Depending on the geographic locations where you and your vendors are located (or the jurisdictions whose laws your contract specifies will be followed), you could require a vendor contract include an indemnification clause that states you are not responsible for any breaches that occur due to a third party’s negligence. Depending on your vendor’s contract with their downstream vendors or other third parties, any losses would then fall on them or the third-party vendor. (This assumes, of course, that you aren’t at fault in any way. Negligence on your part could void an indemnification clause.)


Contracts should also specify consequences for your vendor should there be a breach or loss due to a third party’s actions. Such consequences could include immediate termination of your contract with the vendor, financial reimbursement of any losses you incur, additional penalties to rehabilitate your reputation or win back customers, etc. Or consider something that I like to recommend, a security bonus. For each year a vendor successfully maintains secure practices and doesn’t incur any data loss, they earn an extra 10%. Basically, they have already earned the money, and it’s theirs to lose if they follow poor practices.

Consider Buying Cybersecurity Insurance

In addition to revising your vendor contracts, it’s also a good idea to consider cybersecurity insurance. Several types of policies are available, so it’s important to read the details.
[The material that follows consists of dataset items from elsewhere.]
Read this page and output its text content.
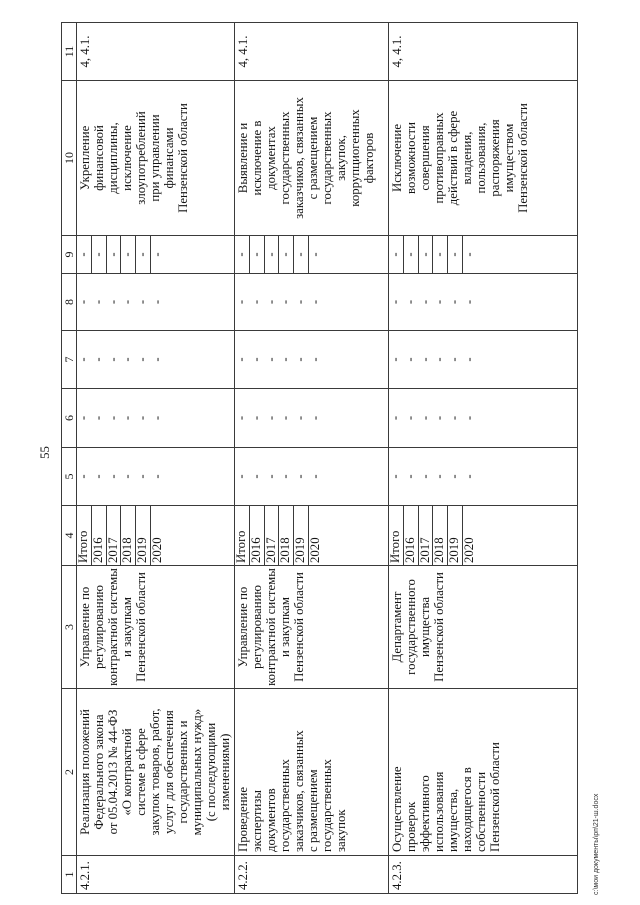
55
1
2
3
4
5
6
7
8
9
10
11
4.2.1.
Реализация положений
Федерального закона
от 05.04.2013 № 44-ФЗ
«О контрактной
системе в сфере
закупок товаров, работ,
услуг для обеспечения
государственных и
муниципальных нужд»
(с последующими
изменениями)
Управление по
регулированию
контрактной системы
и закупкам
Пензенской области
Итого 2016 2017 2018 2019 2020
- - - - - -
- - - - - -
- - - - - -
- - - - - -
- - - - - -
Укрепление
финансовой
дисциплины,
исключение
злоупотреблений
при управлении
финансами
Пензенской области
4, 4.1.
4.2.2.
Проведение
экспертизы
документов
государственных
заказчиков, связанных
с размещением
государственных
закупок
Управление по
регулированию
контрактной системы
и закупкам
Пензенской области
Итого 2016 2017 2018 2019 2020
- - - - - -
- - - - - -
- - - - - -
- - - - - -
- - - - - -
Выявление и
исключение в
документах
государственных
заказчиков, связанных
с размещением
государственных
закупок,
коррупциогенных
факторов
4, 4.1.
4.2.3.
Осуществление
проверок
эффективного
использования
имущества,
находящегося в
собственности
Пензенской области
Департамент
государственного
имущества
Пензенской области
Итого 2016 2017 2018 2019 2020
- - - - - -
- - - - - -
- - - - - -
- - - - - -
- - - - - -
Исключение
возможности
совершения
противоправных
действий в сфере
владения,
пользования,
распоряжения
имуществом
Пензенской области
4, 4.1.
c:\мои документы\рп\21-ш.docx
Coverage options include:

  • Loss of data.
  • Fines or penalties imposed by regulatory bodies due to exposure of personal or sensitive data.
  • The costs of an investigation/forensics.
  • Hardware or network damage.
  • Lost revenue.
  • Lawsuits from individuals.
  • Costs of remediation, including things like providing free credit monitoring or reimbursing actual losses.
  • Assistance with tasks like notifying regulatory bodies and affected consumers.

As with any insurance policy, pay close attention to the wording, and have your legal counsel review it, too. There’s nothing like thinking you’re covered — and then the worst happens and you discover some sort of exemption in the policy’s fine print that leaves you hanging.

Related Article: Don't Be the Next Equifax: Tips to Avoid a Security Breach

Looking Toward the Future

Security standards and regulatory requirements are evolving at a breathtaking speed, as companies of all sizes try to keep up with rapid advances in technology. One thing we’re starting to see is vendors developing their own processes for “reverse due diligence” (also known as “managing up”). As vendors begin to receive lengthier, more specific questionnaires from prospective customers, the smart ones are developing standardized answers and making them available to anyone who may receive such a questionnaire. And some vendors are reaching out to prospective customers proactively, letting them know that they’re ready and willing to cooperate with their vetting processes.

Today’s Takeaway

Managing the vendor ecosystem in today’s world reminds me of one of those cheesy pandemic movies, where epidemiologists must work to identify everyone an infected person came in contact with — plus all of the individuals those people came in contact with, and so on. Every additional touchpoint in your vendor ecosystem introduces risks, and it’s your job to identify and resolve those risks. But in a world where everybody outsources, you can’t do it without your vendors’ help. Following these steps — every single time — is the best way to do that.